The younger of the two brothers, Witchill, reminded me of one of the first times I got drunk when I was a teenager. I had got home and locked myself in the bathroom because I didn’t feel well and didn’t want to wake my parents up, so I rang him up to ask what I should do.
He laughed and said, ‘Drink lots of water and go to bed,’ which is sound advice if I ever heard it.
Both of them are still very young at heart, which I think has given me a distorted view on age – in the most positive way.
If they still sometimes don’t know what they’re doing with their lives at their age, then why on earth would I have any clue?

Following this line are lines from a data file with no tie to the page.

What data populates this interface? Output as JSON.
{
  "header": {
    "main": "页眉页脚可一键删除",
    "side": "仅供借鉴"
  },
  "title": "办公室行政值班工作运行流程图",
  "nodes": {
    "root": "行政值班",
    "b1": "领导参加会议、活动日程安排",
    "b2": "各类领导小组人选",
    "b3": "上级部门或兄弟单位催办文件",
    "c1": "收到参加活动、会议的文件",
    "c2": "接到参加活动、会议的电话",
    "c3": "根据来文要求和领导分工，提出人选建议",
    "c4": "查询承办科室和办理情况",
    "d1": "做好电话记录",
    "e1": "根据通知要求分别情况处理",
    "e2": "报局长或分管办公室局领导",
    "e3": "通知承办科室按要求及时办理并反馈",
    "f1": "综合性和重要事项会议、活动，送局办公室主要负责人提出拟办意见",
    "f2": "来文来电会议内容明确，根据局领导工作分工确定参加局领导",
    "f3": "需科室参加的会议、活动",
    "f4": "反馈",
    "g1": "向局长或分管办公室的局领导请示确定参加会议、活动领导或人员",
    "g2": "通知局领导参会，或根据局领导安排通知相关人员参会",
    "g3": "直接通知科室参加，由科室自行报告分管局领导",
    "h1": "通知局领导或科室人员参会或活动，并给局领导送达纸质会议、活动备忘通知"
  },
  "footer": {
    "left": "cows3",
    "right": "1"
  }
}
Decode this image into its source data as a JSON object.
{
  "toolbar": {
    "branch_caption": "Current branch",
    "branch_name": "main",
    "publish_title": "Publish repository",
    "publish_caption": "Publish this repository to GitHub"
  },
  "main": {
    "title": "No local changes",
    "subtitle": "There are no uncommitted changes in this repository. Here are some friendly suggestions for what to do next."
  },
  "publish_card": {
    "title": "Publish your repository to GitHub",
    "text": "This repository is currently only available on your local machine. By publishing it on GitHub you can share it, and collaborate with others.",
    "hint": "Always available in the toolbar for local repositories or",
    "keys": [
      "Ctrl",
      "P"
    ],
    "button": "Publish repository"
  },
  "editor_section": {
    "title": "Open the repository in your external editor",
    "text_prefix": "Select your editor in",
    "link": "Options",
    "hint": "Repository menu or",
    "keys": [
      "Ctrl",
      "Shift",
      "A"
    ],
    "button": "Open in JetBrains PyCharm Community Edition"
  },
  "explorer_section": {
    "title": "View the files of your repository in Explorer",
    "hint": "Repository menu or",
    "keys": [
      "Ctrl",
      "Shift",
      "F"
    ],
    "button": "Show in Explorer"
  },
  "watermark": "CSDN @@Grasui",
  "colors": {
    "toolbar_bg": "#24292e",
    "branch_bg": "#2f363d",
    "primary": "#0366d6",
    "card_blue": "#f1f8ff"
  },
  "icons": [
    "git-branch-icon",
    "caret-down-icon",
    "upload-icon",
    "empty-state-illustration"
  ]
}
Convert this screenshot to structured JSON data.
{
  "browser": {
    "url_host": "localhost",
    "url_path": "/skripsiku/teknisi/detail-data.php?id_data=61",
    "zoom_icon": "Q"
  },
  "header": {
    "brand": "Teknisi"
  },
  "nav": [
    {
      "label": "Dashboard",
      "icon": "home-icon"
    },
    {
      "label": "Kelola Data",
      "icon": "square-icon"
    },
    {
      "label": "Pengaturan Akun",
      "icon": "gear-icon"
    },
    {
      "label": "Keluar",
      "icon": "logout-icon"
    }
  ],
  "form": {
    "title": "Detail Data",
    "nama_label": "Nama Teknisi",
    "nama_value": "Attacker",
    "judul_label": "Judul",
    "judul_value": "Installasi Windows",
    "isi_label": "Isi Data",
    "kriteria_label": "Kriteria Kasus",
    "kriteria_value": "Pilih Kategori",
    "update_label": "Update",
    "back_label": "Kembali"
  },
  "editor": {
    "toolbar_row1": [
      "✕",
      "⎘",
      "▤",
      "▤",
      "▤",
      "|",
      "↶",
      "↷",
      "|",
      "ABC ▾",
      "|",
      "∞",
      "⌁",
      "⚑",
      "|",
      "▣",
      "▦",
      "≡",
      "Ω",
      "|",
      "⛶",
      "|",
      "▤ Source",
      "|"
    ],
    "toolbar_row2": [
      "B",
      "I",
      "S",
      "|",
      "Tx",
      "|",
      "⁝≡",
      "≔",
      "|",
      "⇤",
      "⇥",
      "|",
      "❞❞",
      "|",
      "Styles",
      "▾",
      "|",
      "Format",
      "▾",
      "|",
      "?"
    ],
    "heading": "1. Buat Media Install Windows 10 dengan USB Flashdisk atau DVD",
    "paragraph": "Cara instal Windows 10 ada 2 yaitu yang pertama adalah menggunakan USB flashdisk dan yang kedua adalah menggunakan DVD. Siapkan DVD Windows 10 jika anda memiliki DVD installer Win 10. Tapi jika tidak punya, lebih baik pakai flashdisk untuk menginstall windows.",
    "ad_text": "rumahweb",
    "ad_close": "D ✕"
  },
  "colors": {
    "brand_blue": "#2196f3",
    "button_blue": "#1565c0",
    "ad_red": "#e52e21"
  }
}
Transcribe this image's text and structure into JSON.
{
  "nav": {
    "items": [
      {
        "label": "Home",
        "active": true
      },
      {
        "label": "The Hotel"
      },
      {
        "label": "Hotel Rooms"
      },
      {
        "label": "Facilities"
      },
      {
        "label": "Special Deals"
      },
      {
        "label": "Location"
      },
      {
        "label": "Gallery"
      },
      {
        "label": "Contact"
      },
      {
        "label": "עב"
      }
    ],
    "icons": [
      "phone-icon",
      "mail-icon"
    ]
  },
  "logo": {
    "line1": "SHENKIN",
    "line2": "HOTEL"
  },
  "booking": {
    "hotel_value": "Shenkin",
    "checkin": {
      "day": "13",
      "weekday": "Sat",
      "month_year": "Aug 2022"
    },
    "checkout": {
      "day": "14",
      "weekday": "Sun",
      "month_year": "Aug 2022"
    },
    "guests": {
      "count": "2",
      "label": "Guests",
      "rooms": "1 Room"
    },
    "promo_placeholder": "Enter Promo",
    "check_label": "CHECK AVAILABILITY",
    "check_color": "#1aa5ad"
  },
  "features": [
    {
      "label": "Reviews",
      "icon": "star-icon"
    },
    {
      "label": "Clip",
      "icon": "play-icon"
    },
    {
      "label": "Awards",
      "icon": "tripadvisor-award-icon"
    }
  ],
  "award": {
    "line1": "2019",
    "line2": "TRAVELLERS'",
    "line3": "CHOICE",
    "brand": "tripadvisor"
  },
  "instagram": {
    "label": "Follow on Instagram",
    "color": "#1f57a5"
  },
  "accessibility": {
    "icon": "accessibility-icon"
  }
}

And they remain as silly as ever.
My oldest brother, Cherky, took me to my first ever concert to see Steps – which was completely his idea FYI. He introduced me to the pop band, and the noughties classic film that is Bring It On and that is a 10/10 upbringing.
As my siblings have got older, they’ve started their own families.
The love I have for my nephews and niece is indescribable and more than anything I could ever imagine.
The closeness my brothers and I share certainly played a part in how close I am as an aunty to their kids. The age difference between me and them is not too dissimilar to the gap with my brothers – I was 15 when my oldest nephew was born.
I always enjoy spending time with them and my brothers, and I feel a certain warmth and almost nostalgia from being an older guardian figure to them, that isn’t their parents, just like my brothers were for me.
But I’d be lying if I said I didn’t miss the time we used to spend together one-on-one. I miss the relationship we had pre-kids, partners and families.
We used to stay up until the early hours of the morning chatting or playing video games, and when I was younger they’d come back from uni to take me on days out to the cinema, or be the responsible adult at birthday parties I had.
While we still speak on the phone regularly, I’ve been making a more conscious effort to make plans for us just as siblings.
There’s been research to show that sibling relationships are crucial to your emotional well-being. A Harvard Study of Adult Development showed that a close relationship with a sibling during university years is the most reliable indicator of emotional health by the time you’re 65.
More influential than childhood closeness to parents, marriages, or career. Not only that but there’s evidence to show that healthy sibling relationships can promote empathy, prosocial behaviour and academic achievements.
That’s why this National Sibling Day, I’m encouraging you to leave your kids and partners at home, and plan a day out with your sisters and brothers.
In recent years I’ve booked us tickets or organised plans for us to do together as presents, rather than buying them more things that they don’t need.
Most recently, I got my oldest brother tickets to an exhibition at the V&A for his birthday, which he came down to London for.
It was the first time I’ve had one of my siblings stay with me now that I have the space, and it was the nicest feeling to be able to host him and take him out for dinner after having me over at weekends and treating me to meals my whole life.
While I may not have extra years of life experience to give them sage advice, as I’ve got older I like to think I’m now someone they can come to, to lend an ear as they find their way through parenthood and life.
And if nothing else, there’s always Mario Kart.